Immigrants are seen as a threat to the way of life in rich countries. The fearful imagery used to describe foreigners resonates with deep-seated defensive instincts that can be traced all the way back to the very origins of culture itself. In the early days of human communal living, societies were tiny and isolated, rendering them extremely vulnerable. To reduce their vulnerability, they developed cultural mechanisms to reduce internal divisions so as better to unify the group against external threats. Cultural insularity thus became a key defensive mechanism (see here).

He'll hate immigrants, but he doesn't know it yet (Source: here)

 

Cultural insularity remained a core pillar in the defensive strategies of human communities until very recently, so the instinct to culturally isolate in response to immigration is still very strong. Voters continue to believe they need protection from foreign cultures. They still believe building barriers around their own culture is the best way to protect themselves, which is why they demand immigrants leave their cultural baggage at the border and even require them to adopt the local culture instead. Vast majorities of voters in rich countries believe such demands are entirely reasonable, because they are after all the majority and have been around for longer than the immigrants.

 

Culturalism

The view that immigrants must adopt local cultural values is not only extremely widespread, it is also deeply problematic. In fact, it lies at the heart of the immigration problem in Western countries today.
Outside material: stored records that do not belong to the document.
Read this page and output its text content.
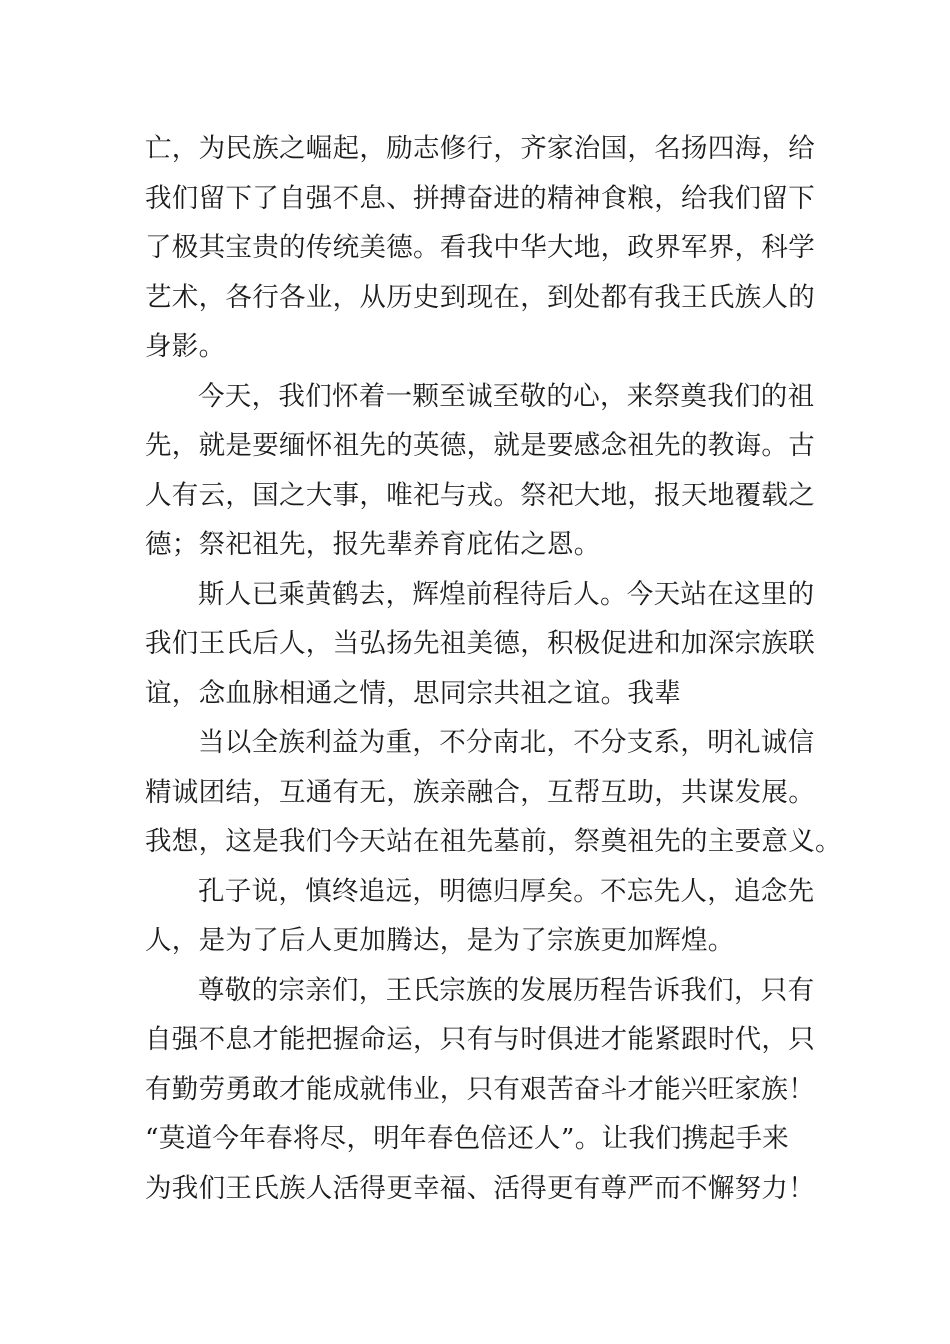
亡，为民族之崛起，励志修行，齐家治国，名扬四海，给
我们留下了自强不息、拼搏奋进的精神食粮，给我们留下
了极其宝贵的传统美德。看我中华大地，政界军界，科学
艺术，各行各业，从历史到现在，到处都有我王氏族人的
身影。

今天，我们怀着一颗至诚至敬的心，来祭奠我们的祖
先，就是要缅怀祖先的英德，就是要感念祖先的教诲。古
人有云，国之大事，唯祀与戎。祭祀大地，报天地覆载之
德；祭祀祖先，报先辈养育庇佑之恩。

斯人已乘黄鹤去，辉煌前程待后人。今天站在这里的
我们王氏后人，当弘扬先祖美德，积极促进和加深宗族联
谊，念血脉相通之情，思同宗共祖之谊。我辈

当以全族利益为重，不分南北，不分支系，明礼诚信
精诚团结，互通有无，族亲融合，互帮互助，共谋发展。
我想，这是我们今天站在祖先墓前，祭奠祖先的主要意义。

孔子说，慎终追远，明德归厚矣。不忘先人，追念先
人，是为了后人更加腾达，是为了宗族更加辉煌。

尊敬的宗亲们，王氏宗族的发展历程告诉我们，只有
自强不息才能把握命运，只有与时俱进才能紧跟时代，只
有勤劳勇敢才能成就伟业，只有艰苦奋斗才能兴旺家族！
“莫道今年春将尽，明年春色倍还人”。让我们携起手来
为我们王氏族人活得更幸福、活得更有尊严而不懈努力！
To coin a phrase, Westerners are Culturalists. Culturalists are people who believe it is ok to assign priority to their own culture over other cultures. Most Westerners practice Culturalism without even being aware of doing so. Culturalism is at least as widespread and taken for granted in Western economies today as racism was in, say, the United States prior the Civil Rights movement.

 

When large numbers of voters are culturalists, then immigration policies soon become culturalist too, meaning that official government policies are designed specifically to enforce prioritisation of local culture over other cultures. Governments may even place specific limitations on foreigners to ensure they do not practice their own culture, such as prescribing certain types of dress, including headscarves.  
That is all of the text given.